Director Matthew Vaughn’s UK Film Fund
Kick Ass director-producer Matthew Vaughn proposed an interesting spin on UK tax credits last week that puts a fresh (albeit French) spin on the UK’s tax credit programme. In short, he proposes keeping the current system in place, but removing the charitable, “government works” aspect of film tax credits by making them recoupable within the film’s waterfall structure. In his missive, which was posted online this past weekend on Deadline: London, he suggests that the UK tax credit contribution recoup in last position and take an equity stake (profit participation) in the film. The logic being that that the potential for recouped monies will make for a more sustainable programme, while the potential for profits will help expand it.
Over the past several years, we’ve all observed the rapid proliferation and and continuous one-upmanship of the world wide production incentive programs. Unabated, this race for the largest percentile, has lead to a cannibalization of tax credit programs that many states and countries cannot sustain.
Vaughn makes the valid point that while the UK may not have the largest credit, they are one of the few world class production centers that share not only a common language with the US, but have an A-list talent pool, crew base, and infrastructure for both production and post. As such, they are uniquely positioned to leverage their assets for a more favorable government program that stands to benefit the taxpayers that support it. He further proposes that the government’s share of profits from successful films be split with the UK producer in the form of matching funds alongside the equity investor for their next film; the UK’s deal would be most favored nations (MFN) with the other equity investor and recoup pro rata, pari passu in the waterfall.
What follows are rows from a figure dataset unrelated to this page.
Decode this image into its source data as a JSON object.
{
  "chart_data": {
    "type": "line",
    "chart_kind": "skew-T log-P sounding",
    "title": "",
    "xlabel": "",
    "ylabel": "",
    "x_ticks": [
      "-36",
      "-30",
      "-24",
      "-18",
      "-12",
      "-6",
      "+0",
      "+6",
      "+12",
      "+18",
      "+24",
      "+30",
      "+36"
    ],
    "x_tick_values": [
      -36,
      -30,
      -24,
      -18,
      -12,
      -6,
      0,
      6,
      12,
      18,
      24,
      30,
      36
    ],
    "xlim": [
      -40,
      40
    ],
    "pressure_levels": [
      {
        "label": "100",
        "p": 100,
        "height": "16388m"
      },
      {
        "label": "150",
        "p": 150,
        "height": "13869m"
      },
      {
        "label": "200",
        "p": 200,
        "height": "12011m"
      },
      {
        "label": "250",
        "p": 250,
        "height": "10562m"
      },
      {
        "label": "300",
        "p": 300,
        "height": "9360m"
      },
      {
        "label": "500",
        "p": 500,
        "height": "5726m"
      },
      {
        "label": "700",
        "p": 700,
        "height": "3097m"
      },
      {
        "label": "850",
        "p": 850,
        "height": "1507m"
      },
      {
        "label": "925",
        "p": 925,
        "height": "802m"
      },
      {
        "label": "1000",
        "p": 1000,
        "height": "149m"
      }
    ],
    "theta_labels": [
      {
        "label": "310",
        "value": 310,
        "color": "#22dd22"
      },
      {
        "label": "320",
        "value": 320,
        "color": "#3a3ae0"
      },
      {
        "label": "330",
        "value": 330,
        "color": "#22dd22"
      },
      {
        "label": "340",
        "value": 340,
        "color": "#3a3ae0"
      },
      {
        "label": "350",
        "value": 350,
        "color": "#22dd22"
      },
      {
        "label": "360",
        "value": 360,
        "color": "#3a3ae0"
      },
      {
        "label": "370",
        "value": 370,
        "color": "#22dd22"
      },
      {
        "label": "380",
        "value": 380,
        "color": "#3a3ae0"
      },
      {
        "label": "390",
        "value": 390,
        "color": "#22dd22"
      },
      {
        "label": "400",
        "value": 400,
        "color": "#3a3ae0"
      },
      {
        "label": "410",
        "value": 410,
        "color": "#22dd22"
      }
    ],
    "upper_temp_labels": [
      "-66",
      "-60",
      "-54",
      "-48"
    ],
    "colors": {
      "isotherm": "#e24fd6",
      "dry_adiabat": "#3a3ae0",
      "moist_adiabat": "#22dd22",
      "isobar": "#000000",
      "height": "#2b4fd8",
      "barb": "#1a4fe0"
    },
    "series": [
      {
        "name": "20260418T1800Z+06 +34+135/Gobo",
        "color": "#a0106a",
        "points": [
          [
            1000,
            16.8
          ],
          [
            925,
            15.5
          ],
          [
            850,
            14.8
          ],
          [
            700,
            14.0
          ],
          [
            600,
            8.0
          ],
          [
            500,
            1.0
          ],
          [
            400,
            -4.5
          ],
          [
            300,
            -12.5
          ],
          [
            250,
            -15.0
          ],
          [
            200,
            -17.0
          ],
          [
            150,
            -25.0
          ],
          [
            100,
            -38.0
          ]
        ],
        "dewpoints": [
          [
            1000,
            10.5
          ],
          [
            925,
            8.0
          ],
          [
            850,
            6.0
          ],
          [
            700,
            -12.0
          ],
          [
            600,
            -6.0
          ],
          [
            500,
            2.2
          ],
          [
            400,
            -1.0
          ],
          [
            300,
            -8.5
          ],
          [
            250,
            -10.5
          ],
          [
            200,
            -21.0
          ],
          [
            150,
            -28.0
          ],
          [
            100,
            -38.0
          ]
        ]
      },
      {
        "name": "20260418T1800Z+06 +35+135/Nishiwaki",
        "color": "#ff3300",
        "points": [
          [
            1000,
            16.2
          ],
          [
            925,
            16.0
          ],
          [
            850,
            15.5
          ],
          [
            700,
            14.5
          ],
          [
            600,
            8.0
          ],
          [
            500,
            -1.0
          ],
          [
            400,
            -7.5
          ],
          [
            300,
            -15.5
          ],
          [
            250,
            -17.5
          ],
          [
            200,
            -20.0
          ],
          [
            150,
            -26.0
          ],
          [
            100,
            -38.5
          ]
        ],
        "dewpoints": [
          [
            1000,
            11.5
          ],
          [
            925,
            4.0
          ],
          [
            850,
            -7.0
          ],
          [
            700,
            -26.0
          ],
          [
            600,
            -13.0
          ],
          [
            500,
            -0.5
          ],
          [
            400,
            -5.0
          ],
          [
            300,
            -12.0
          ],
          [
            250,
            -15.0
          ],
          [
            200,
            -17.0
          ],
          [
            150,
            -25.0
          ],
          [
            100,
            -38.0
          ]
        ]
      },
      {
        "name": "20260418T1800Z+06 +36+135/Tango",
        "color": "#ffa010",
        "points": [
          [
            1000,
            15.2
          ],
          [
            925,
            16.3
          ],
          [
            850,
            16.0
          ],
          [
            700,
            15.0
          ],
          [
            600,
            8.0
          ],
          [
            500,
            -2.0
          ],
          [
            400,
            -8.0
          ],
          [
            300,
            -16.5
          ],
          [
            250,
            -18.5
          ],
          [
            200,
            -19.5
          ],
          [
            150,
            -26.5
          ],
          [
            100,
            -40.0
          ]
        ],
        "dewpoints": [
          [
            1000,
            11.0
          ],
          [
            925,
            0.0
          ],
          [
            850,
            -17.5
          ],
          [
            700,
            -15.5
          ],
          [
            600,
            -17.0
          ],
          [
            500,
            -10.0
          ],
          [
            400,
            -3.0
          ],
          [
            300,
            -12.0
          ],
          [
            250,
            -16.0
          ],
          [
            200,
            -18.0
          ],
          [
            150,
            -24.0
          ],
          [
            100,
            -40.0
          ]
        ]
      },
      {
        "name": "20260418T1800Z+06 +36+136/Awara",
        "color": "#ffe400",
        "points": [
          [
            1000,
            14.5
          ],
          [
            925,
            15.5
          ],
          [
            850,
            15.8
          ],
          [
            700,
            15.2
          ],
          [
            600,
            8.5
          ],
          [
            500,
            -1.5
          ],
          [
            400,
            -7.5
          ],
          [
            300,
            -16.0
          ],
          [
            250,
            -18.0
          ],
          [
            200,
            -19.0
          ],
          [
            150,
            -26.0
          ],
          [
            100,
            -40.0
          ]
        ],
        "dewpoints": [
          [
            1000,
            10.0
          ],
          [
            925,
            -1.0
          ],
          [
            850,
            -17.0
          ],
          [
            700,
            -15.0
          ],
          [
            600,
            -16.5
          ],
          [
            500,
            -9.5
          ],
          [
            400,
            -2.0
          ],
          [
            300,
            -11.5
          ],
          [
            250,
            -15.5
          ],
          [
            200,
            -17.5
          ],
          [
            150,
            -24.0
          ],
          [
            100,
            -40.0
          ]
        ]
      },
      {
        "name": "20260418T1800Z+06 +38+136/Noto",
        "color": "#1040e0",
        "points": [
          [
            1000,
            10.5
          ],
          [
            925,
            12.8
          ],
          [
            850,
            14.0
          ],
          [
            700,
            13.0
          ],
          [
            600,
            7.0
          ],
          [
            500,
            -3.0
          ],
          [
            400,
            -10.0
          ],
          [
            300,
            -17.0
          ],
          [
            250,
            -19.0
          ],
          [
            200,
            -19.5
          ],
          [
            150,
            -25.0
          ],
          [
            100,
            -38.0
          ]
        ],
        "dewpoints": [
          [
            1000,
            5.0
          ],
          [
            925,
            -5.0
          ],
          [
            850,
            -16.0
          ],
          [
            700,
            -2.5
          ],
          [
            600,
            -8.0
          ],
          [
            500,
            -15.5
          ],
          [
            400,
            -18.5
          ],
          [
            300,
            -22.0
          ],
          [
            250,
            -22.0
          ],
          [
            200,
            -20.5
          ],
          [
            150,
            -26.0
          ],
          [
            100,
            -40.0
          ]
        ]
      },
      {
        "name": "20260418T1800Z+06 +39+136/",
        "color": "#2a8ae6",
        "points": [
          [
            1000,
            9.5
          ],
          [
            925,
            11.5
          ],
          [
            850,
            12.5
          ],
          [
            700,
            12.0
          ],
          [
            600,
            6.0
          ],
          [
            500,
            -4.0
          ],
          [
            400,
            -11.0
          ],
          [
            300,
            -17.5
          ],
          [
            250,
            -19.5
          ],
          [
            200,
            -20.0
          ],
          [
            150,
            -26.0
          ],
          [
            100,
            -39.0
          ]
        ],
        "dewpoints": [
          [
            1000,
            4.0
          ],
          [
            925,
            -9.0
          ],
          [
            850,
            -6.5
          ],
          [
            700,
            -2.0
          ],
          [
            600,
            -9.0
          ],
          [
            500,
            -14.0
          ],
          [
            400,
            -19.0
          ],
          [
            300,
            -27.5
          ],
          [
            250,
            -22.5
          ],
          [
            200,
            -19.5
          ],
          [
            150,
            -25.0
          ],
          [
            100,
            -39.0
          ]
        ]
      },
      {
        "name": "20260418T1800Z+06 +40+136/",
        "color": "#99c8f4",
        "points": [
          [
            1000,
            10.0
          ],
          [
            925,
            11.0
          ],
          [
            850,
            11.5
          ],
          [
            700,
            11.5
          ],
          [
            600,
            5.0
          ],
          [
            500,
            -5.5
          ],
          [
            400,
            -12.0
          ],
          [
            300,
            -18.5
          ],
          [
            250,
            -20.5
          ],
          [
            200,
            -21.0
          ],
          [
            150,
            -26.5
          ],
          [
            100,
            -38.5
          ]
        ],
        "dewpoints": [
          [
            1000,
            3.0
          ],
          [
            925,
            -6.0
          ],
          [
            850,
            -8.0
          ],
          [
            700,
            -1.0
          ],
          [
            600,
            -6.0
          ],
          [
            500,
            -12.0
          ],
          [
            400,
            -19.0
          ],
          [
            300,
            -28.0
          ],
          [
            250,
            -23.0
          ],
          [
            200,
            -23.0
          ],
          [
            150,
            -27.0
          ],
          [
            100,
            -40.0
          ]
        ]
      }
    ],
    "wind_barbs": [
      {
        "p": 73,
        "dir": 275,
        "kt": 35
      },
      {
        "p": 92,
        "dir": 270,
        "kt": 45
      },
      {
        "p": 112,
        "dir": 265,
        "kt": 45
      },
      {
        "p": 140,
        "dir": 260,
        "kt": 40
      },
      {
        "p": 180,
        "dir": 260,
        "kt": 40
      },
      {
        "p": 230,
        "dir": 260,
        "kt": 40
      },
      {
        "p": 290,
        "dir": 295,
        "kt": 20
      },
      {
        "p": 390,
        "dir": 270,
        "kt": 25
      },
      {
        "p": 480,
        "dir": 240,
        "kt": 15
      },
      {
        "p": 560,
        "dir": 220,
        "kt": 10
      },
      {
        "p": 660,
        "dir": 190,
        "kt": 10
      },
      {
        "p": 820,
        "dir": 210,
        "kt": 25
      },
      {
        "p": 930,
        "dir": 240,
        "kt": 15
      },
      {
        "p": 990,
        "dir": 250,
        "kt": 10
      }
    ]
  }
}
I think Vaughn is correct that the UK is one of the few territories that could conceivably make this work; however, I do not foresee the same success for any other territory that offers less that a 30% incentive. It’s no secret that Michigan’s program is not sustainable in its current form, but I think Michigan’s (up to) 42% rebate is aggressive enough to make studios and producers suck-up the “losses” they would suffer by having to settle for super cheep money, in lieu of free money. Louisiana, Illinois, Massachusetts, and Canada could (and should) also modify their programs accordingly.
Free money is great, but nobody wins if these programs go under. If studios and producers are going to accept tax payer dollars, then they need to view these jurisdictions as partners, not just as blank-check locations. By the same token, the governments need to act like financiers if they want to be treated as such. He who has the gold, makes the rules.